Alguém Na Pele De Lobo

 Noite brumosa, dia enferrujado ou estranha tarde...

Não importa em qual parte do dia, apenas uma coisa é certa:

Existe alguém vestindo a pele de lobo e com a cara aberta

Mostra-se ao mundo e na mandíbula, cada presa arde...

 

Espreita cada passo alheio, cada possível vítima.

Percorre instintivamente a trilha selvagem do predador

E a cada cordeiro abocanhado, vem à boca, da mentira, o sabor

Estranho e salgado até à sede como a água marítima...

 

O lobo tem o brilho no olhar, antegozando o que há-de saciar sua fome...

Quando, como uma sombra, ele deixa a paisagem noturna

Sua fúria colérica e devorante demonstra a raiva taciturna

Que a cada coração e espírito, honestamente, consome...

 

Como o lendário lobo mau das infantis fábulas

Sempre o veremos como o vilão, o enganador de chapeuzinhos vermelhos.

Mas ele é um reflexo do que somos nas imagens de espelhos

E mascaramo-nos como cordeiros e inventamos parábolas...

 

Há alguém na pele de lobo, sei que há alguém...

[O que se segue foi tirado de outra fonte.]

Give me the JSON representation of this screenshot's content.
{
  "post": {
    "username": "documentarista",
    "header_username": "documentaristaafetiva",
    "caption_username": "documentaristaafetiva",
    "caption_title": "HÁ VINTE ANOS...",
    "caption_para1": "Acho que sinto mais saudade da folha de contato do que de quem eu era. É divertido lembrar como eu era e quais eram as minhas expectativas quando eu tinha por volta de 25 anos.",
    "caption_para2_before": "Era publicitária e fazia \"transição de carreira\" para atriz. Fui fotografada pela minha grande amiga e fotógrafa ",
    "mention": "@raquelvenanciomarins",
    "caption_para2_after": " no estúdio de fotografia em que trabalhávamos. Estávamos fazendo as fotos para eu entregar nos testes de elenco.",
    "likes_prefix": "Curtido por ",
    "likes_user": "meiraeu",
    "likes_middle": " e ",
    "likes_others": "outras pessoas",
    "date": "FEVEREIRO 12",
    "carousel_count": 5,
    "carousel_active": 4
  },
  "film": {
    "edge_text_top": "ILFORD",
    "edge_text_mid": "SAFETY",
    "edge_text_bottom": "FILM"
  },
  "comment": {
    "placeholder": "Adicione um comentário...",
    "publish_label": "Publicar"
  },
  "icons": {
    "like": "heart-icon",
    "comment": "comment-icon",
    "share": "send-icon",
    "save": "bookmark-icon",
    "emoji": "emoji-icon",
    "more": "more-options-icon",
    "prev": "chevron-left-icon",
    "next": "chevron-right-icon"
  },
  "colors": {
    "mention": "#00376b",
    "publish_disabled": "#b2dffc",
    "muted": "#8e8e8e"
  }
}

Saindo da toca da mentira, descartando um possível esconderijo

E uivando a liberdade do que é em suma em um desejo rijo

De mostrar as presas e morder a hipocrisia além e além!

 

A boca tingida e à mostra, de sangue vivo e ruivo.

"Sim, devorei e ainda hei de devorar muitos porquinhos!"

(Para quê hesitar em se fartar de todos os ideais mesquinhos?).

Vai solitário, sem alcatéia a avisar que chega com seu uivo.

 

Esgana, dilacera, prende, abocanha, rasga com as garras

(Sei que há alguém na pele de lobo, em meu espírito eu sinto...).

Não engana e nem é enganado, este é o seu supremo instinto

E da morte ele traz em seus dentes as mortais bocarras...!

 

Vemos no lobo o algoz a comer cordeiros, vemos insanidade...

Eu vejo no lobo uma imagem distinta e em dizer não me acanho...

Livre da hipocrisia e falsidade, não é ele quem realmente guarda o rebanho?

Sei que há alguém na pele de lobo, pronto a assumir toda a verdade!